Vegetable Grief and An Answered Prayer

13th July 2011 Wednesday


I shouldn’t have gone to the allotment this evening feeling as I did - tearful and cross. It’s usually the place where we can be happy together.


I cut little gem lettuces, strip off the the outer leaves and leave them on the ground. And forget to put them inside the compost bin. My husband says I’m always doing that and he has to clear up after me. I pick the last of the broad beans and leave the old and diseased ones on their stems. My husband wants to use them all. We argue about it. Our separate griefs disguised in opinions about vegetables. He’s feeling displaced, kicked out, his career in shards. I’m feeling inexplicably sad, inconsolable - tired of explaining everything - like who is David Beckham and what is mandarin when it’s not a fruit - and it's not his fault.
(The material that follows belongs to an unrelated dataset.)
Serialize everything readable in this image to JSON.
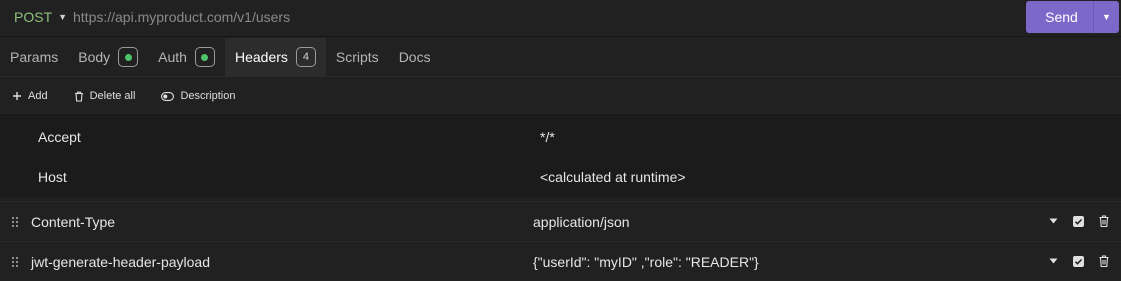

I leave him watering the tomatoes and call round to our neighbour with a bunch of sweet peas and lavender to say thank you for looking after the pussy cat while we have been away for two days. Maybe the production of Macbeth we saw in Stratford last night has unsettled me - the beauty of the poetry lost to me in so much blood and madness, power lust and graphic killing of children on stage.
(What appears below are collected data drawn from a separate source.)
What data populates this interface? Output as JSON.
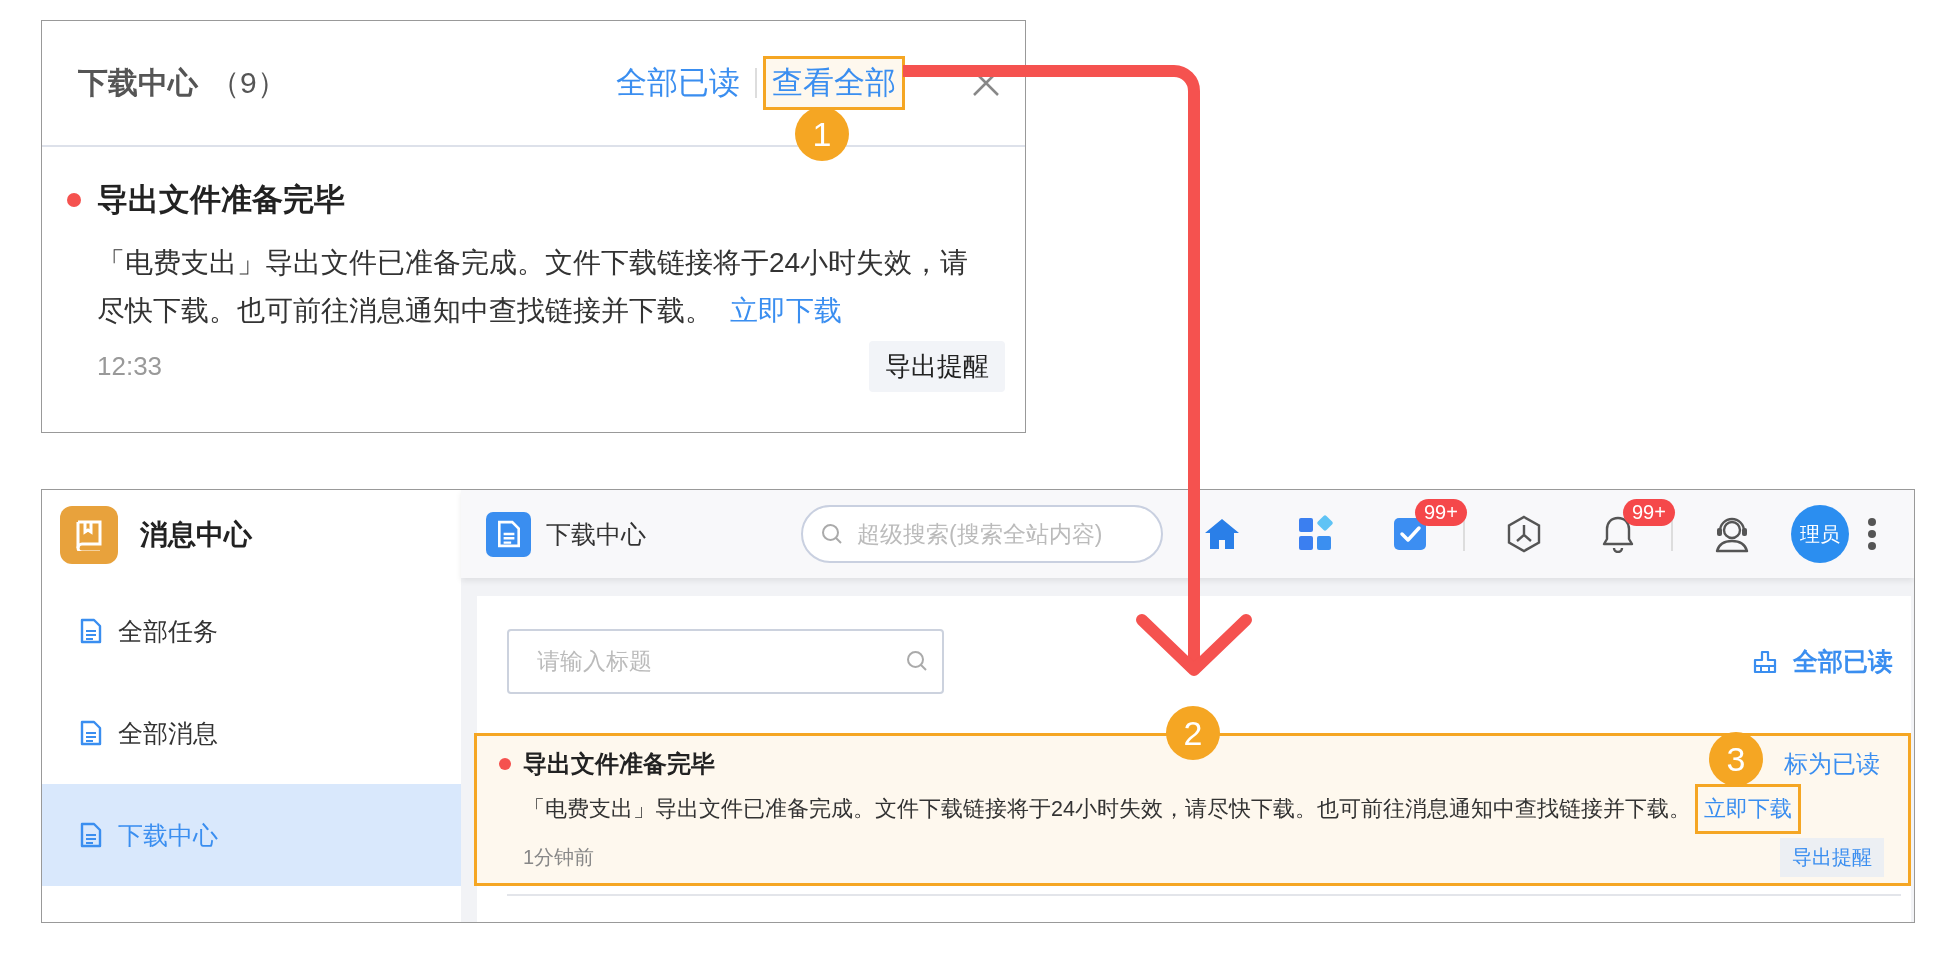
{
  "popup": {
    "title": "下载中心",
    "count": "（9）",
    "actions": [
      {
        "label": "全部已读",
        "highlighted": false
      },
      {
        "label": "查看全部",
        "highlighted": true
      }
    ],
    "message": {
      "unread": true,
      "title": "导出文件准备完毕",
      "body": "「电费支出」导出文件已准备完成。文件下载链接将于24小时失效，请尽快下载。也可前往消息通知中查找链接并下载。",
      "link": {
        "label": "立即下载",
        "highlighted": false
      },
      "time": "12:33",
      "tag": "导出提醒"
    }
  },
  "app": {
    "sidebar": {
      "title": "消息中心",
      "items": [
        {
          "label": "全部任务",
          "selected": false
        },
        {
          "label": "全部消息",
          "selected": false
        },
        {
          "label": "下载中心",
          "selected": true
        }
      ]
    },
    "topbar": {
      "page_title": "下载中心",
      "search": {
        "placeholder": "超级搜索(搜索全站内容)"
      },
      "icons": [
        {
          "kind": "home",
          "separator": false
        },
        {
          "kind": "apps",
          "separator": false
        },
        {
          "kind": "tasks",
          "badge": "99+",
          "separator": true
        },
        {
          "kind": "hexagon",
          "separator": false
        },
        {
          "kind": "bell",
          "badge": "99+",
          "separator": true
        },
        {
          "kind": "support",
          "separator": false
        }
      ],
      "avatar": "理员"
    },
    "filter": {
      "placeholder": "请输入标题"
    },
    "mark_all_read": "全部已读",
    "messages": [
      {
        "unread": true,
        "highlighted": true,
        "title": "导出文件准备完毕",
        "body": "「电费支出」导出文件已准备完成。文件下载链接将于24小时失效，请尽快下载。也可前往消息通知中查找链接并下载。",
        "link": {
          "label": "立即下载",
          "highlighted": true
        },
        "mark_read": "标为已读",
        "time": "1分钟前",
        "tag": "导出提醒"
      }
    ]
  },
  "markers": [
    "1",
    "2",
    "3"
  ]
}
Tonight, while my husband re-plants his squash seeds which didn’t germinate I make a salad from our allotment pickings - lettuce and pak choi, sugar snap peas, a young stripey courgette, blanched broad bean, parsley and the gift of a cucumber from my sister’s garden.


The sun pours into the kitchen while I chop and toss and I think about my great nephew who I saw today snuggled in the arms of one grandma while his other grandma played with his minature feet. And how his blue blue eyes locked on hers and how his little turned up smile, when it finally came, was like an answered prayer, lighting up the room.